The introduction of the country general store in the middle of the 1800s dramatically changed the way people purchased food. These stores were unique and friendly; they had very little lighting, long counters, high shelves, and rounded glass drawers and bins filled with all sorts of grains.

There was hardly anything prepacked; goods were mostly sold by weight and mainly situated behind the counter. While the storekeeper individually wrapped your order, social interaction was at its peak, not only with the storekeeper but also with those waiting to be served. Stocking up at the general store was the daily or weekly social event some people looked forward to while others shunned, not wanting their business to become public knowledge in the town.

Once weighed, the price of each item was jotted down on a small piece of paper or added up in the storekeeper’s head. This process was tedious and time-consuming, as there was limited staff and customers simply had to wait their turn.

By the early 1900s, those little stores had evolved into larger businesses that added more staff, cash registers, self-service shelves where shoppers could pick out their own foods, and rows and rows of prepackaged goods.

Today’s conglomerates can overpower the buyer with their different brands and colorful labels. Major food companies now pay substantial fees for their products to be at eye level on the shelf, leaving other brands out of sight on the very bottom or very top shelves. For the most part, there is no escaping the conglomerates that have become a part of our society over recent decades. 

Having access to everything we need in one place is a convenience a lot of people cannot live without. Our daily schedules and financial needs draw us to it like a magnet. Supermarket shopping is now a rite of passage and will be for generations to come.

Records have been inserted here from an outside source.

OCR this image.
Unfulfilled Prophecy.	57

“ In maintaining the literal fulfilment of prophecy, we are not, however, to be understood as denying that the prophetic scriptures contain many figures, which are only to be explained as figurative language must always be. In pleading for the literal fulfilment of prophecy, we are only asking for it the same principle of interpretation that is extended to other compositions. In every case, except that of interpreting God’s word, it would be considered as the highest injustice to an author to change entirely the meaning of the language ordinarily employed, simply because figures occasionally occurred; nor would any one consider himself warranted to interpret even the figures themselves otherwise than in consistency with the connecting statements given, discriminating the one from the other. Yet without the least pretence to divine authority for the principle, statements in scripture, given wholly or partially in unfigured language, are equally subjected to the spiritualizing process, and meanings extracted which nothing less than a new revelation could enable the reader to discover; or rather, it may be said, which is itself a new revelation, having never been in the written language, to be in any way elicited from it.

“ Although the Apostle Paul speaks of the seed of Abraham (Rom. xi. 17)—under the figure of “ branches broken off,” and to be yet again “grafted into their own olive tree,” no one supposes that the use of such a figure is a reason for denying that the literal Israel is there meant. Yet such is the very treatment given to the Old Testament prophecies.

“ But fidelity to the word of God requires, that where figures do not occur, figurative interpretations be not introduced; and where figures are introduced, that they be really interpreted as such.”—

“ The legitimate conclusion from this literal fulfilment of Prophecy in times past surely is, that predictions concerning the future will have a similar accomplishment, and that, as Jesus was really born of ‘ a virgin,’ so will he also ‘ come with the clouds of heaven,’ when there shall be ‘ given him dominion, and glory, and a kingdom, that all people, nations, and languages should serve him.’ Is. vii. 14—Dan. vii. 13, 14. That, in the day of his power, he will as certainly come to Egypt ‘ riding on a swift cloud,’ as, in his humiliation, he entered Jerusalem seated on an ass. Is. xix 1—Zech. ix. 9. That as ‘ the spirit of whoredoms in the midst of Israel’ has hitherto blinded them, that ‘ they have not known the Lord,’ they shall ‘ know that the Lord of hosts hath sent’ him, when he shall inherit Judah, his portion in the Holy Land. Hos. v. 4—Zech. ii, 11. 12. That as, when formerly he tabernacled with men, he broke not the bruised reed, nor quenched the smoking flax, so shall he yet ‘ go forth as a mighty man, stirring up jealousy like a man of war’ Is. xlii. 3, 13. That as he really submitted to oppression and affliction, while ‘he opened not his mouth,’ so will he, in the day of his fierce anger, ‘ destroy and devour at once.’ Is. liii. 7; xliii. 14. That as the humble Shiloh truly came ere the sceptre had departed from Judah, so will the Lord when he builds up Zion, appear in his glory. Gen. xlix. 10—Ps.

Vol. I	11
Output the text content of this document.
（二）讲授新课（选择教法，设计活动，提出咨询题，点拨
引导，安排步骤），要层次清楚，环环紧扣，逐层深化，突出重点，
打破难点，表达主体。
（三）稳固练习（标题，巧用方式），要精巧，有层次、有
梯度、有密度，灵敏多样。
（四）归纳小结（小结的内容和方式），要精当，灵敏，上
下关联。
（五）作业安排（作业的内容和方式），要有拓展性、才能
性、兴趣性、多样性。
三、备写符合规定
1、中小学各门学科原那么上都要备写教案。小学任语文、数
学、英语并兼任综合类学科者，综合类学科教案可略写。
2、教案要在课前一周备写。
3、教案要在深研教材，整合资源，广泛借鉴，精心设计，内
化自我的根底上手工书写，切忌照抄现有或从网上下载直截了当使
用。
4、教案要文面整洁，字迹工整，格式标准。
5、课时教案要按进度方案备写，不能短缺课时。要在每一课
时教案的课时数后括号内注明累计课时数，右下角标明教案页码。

Although there are still stores with that personal uniqueness of how it once was, you may need to travel far and wide to find them, and more often than not they don’t stock your everyday needs. If they do, the limited buying power of these smaller stores mean you will pay substantially more. These types of stores are trendy to visit on weekends but are usually not suited for our daily needs—but don’t you wish they existed to take us back to the simplicity we once had!

Not so long ago and even now, shoppers could not find organic products on supermarket shelves. Consumers who wanted them for health reasons or personal preference had to look elsewhere. The conglomerates saw the growing demand, however, and now offer organic products of all types.